Вы просите меня, любезнейший Петр Иванович, дать вам некоторые пояснения относительно к бумагам В. А. Жуковского, которые напечатаны в вашем Русском Архиве [2]. Охотно исполняю желание ваше. Начну с того, что вы совершенно справедливо замечаете, что полная по возможности переписка Жуковского, т. е. письма ему писанные и им писанные, будет служить прекрасным дополнением к литературным трудам его. Вместе с тем, будет она прекрасным комментарием его жизни. За неимением особенных событий или резких очерков, которыми могла-бы быть иллюстрирована его биография, эта переписка близко ознакомит и нас современников, и потомство, с внутреннею, нравственною, жизнью его. Эта внутренняя жизнь, как очаг, разливалась теплым и тихим сиянием на все окружающее. В самых письмах этих есть уже действие: есть в них несомненные, живые признаки душевного благорастворения, душевной деятельности, которая никогда не остывала, никогда не утомлялась. Вы говорите, что печатные творения выразили далеко не все стороны этой удивительно-богатой души. Совершенно так. Но едва-ли не тоже самое бывает и со всеми богатыми и чисто-возвышенными натурами. Полагаю, что ни один из великих писателей и вместе с тем одаренных, как вы говорите, общечеловеческим достоинством не мог выказаться и высказаться вполне в сочинениях своих. Натура все-таки выше художества. В творении, назначенном для печати, человек, вольно или невольно, принаряживается сочинителем. Сочинитель в печати чуть-ли не актер на сцене. В сочинении все-таки невольно выглядывает сочинитель. В письмах же сам человек более на лицо. Художник, разумеется, не убивает человека; но так сказать, умаляет, стесняет его. Все это говорится о писателях, которые отличаются и великим художеством, и великими внутренними качествами. С писателями средней руки бывает часто напротив. Они, по дарованию своему, когда оно есть, могут высказываться более и выказывать более, чем натура их выносит. Дарование их, то есть талант, то есть врожденная уловка, есть прикраса, а не красота: это часто блестящее шитье по основе неплотной, быть может и дырявой.

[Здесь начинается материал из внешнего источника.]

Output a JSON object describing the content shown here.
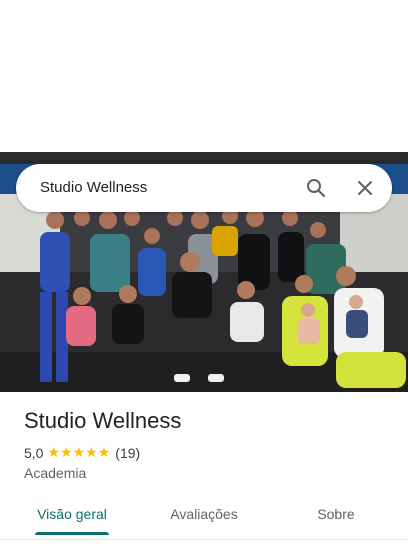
{
  "search": {
    "query": "Studio Wellness"
  },
  "place": {
    "name": "Studio Wellness",
    "rating": "5,0",
    "stars": 5,
    "review_count": "(19)",
    "category": "Academia"
  },
  "tabs": [
    {
      "label": "Visão geral",
      "active": true
    },
    {
      "label": "Avaliações",
      "active": false
    },
    {
      "label": "Sobre",
      "active": false
    }
  ],
  "colors": {
    "accent": "#0b6e6b",
    "star": "#fbbc04"
  }
}
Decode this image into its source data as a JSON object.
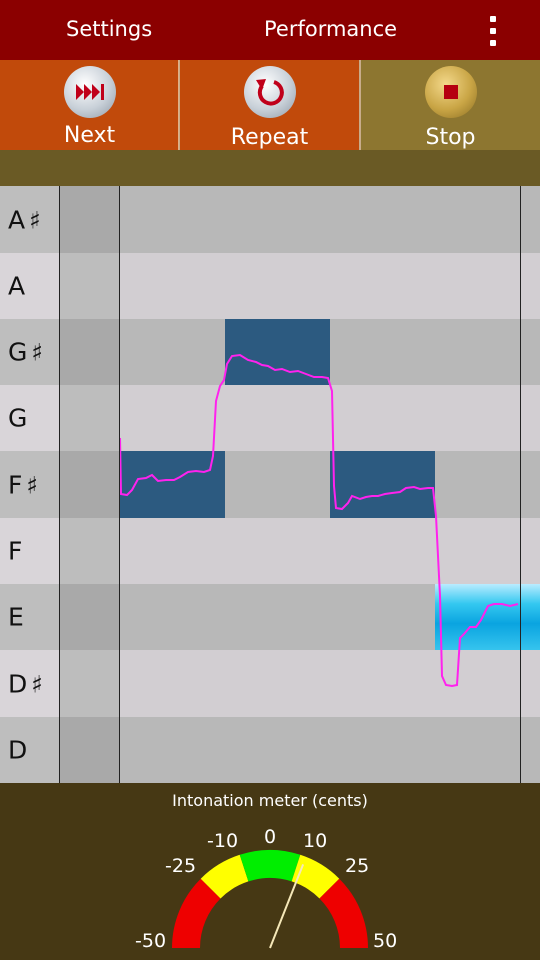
{
  "topbar": {
    "settings_label": "Settings",
    "performance_label": "Performance",
    "overflow_icon": "kebab-menu-icon",
    "color": "#8b0000"
  },
  "toolbar": {
    "next": {
      "label": "Next",
      "icon": "skip-next-icon",
      "color": "#c14a0b"
    },
    "repeat": {
      "label": "Repeat",
      "icon": "repeat-icon",
      "color": "#c14a0b"
    },
    "stop": {
      "label": "Stop",
      "icon": "stop-icon",
      "color": "#8d7630"
    }
  },
  "piano_roll": {
    "rows": [
      {
        "name": "A",
        "accidental": "♯"
      },
      {
        "name": "A",
        "accidental": ""
      },
      {
        "name": "G",
        "accidental": "♯"
      },
      {
        "name": "G",
        "accidental": ""
      },
      {
        "name": "F",
        "accidental": "♯"
      },
      {
        "name": "F",
        "accidental": ""
      },
      {
        "name": "E",
        "accidental": ""
      },
      {
        "name": "D",
        "accidental": "♯"
      },
      {
        "name": "D",
        "accidental": ""
      }
    ],
    "notes": [
      {
        "pitch": "F♯",
        "start": 0,
        "end": 1,
        "state": "played"
      },
      {
        "pitch": "G♯",
        "start": 1,
        "end": 2,
        "state": "played"
      },
      {
        "pitch": "F♯",
        "start": 2,
        "end": 3,
        "state": "played"
      },
      {
        "pitch": "E",
        "start": 3,
        "end": 4,
        "state": "current"
      }
    ],
    "pitch_trace_color": "#ff22ee",
    "note_color": "#2c5a80"
  },
  "intonation_meter": {
    "title": "Intonation meter (cents)",
    "ticks": [
      "-50",
      "-25",
      "-10",
      "0",
      "10",
      "25",
      "50"
    ],
    "needle_cents": 12,
    "zones": [
      {
        "from": -50,
        "to": -25,
        "color": "#ee0000"
      },
      {
        "from": -25,
        "to": -10,
        "color": "#ffff00"
      },
      {
        "from": -10,
        "to": 10,
        "color": "#00ee00"
      },
      {
        "from": 10,
        "to": 25,
        "color": "#ffff00"
      },
      {
        "from": 25,
        "to": 50,
        "color": "#ee0000"
      }
    ]
  }
}
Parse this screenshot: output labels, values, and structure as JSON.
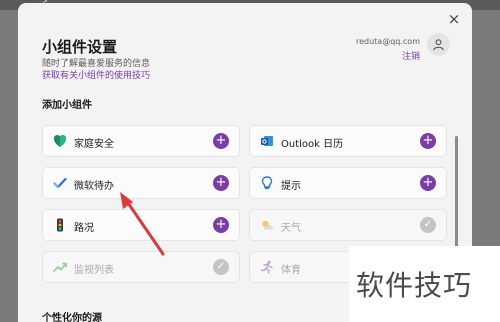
{
  "background": {
    "snippet": "↗  ..."
  },
  "dialog": {
    "close_icon": "×",
    "title": "小组件设置",
    "subtitle": "随时了解最喜爱服务的信息",
    "tips_link": "获取有关小组件的使用技巧",
    "account": {
      "email": "reduta@qq.com",
      "logout": "注销"
    },
    "section_add": "添加小组件",
    "section_personalize": "个性化你的源"
  },
  "widgets": [
    {
      "label": "家庭安全",
      "icon": "family-safety-icon",
      "state": "add"
    },
    {
      "label": "Outlook 日历",
      "icon": "outlook-calendar-icon",
      "state": "add"
    },
    {
      "label": "微软待办",
      "icon": "microsoft-todo-icon",
      "state": "add"
    },
    {
      "label": "提示",
      "icon": "tips-icon",
      "state": "add"
    },
    {
      "label": "路况",
      "icon": "traffic-icon",
      "state": "add"
    },
    {
      "label": "天气",
      "icon": "weather-icon",
      "state": "added"
    },
    {
      "label": "监视列表",
      "icon": "watchlist-icon",
      "state": "added"
    },
    {
      "label": "体育",
      "icon": "sports-icon",
      "state": "added"
    }
  ],
  "button_glyphs": {
    "add": "+",
    "added": "✓"
  },
  "watermark": "软件技巧",
  "colors": {
    "accent": "#7a3da6",
    "added_disabled": "#c4c4c4",
    "arrow": "#d93b3b"
  }
}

Из бумаг, сообщенных вами, каждая имеет цену и достоинство свое. Но на меня живее всего подействовали письма Батюшкова. Другие будут читать эти письма, а я их слушаю. В них слышится мне знакомый, дружественный голос. На него как будто отзываются и другие сочувственные голоса. В этом унисоне, в этом стройном единогласии, сдается мне, что слышу я и свой голос, еще свежий, не притупленный годами. При этом возрождении минувшего, припоминаю себе ближних и себя. Это частное и временное воскресение из мертвых. Да и кто-же и здесь на земле, хотя отчасти, не живет уже загробною жизнью? В жизни каждого таится уже несколько заколоченных гробов.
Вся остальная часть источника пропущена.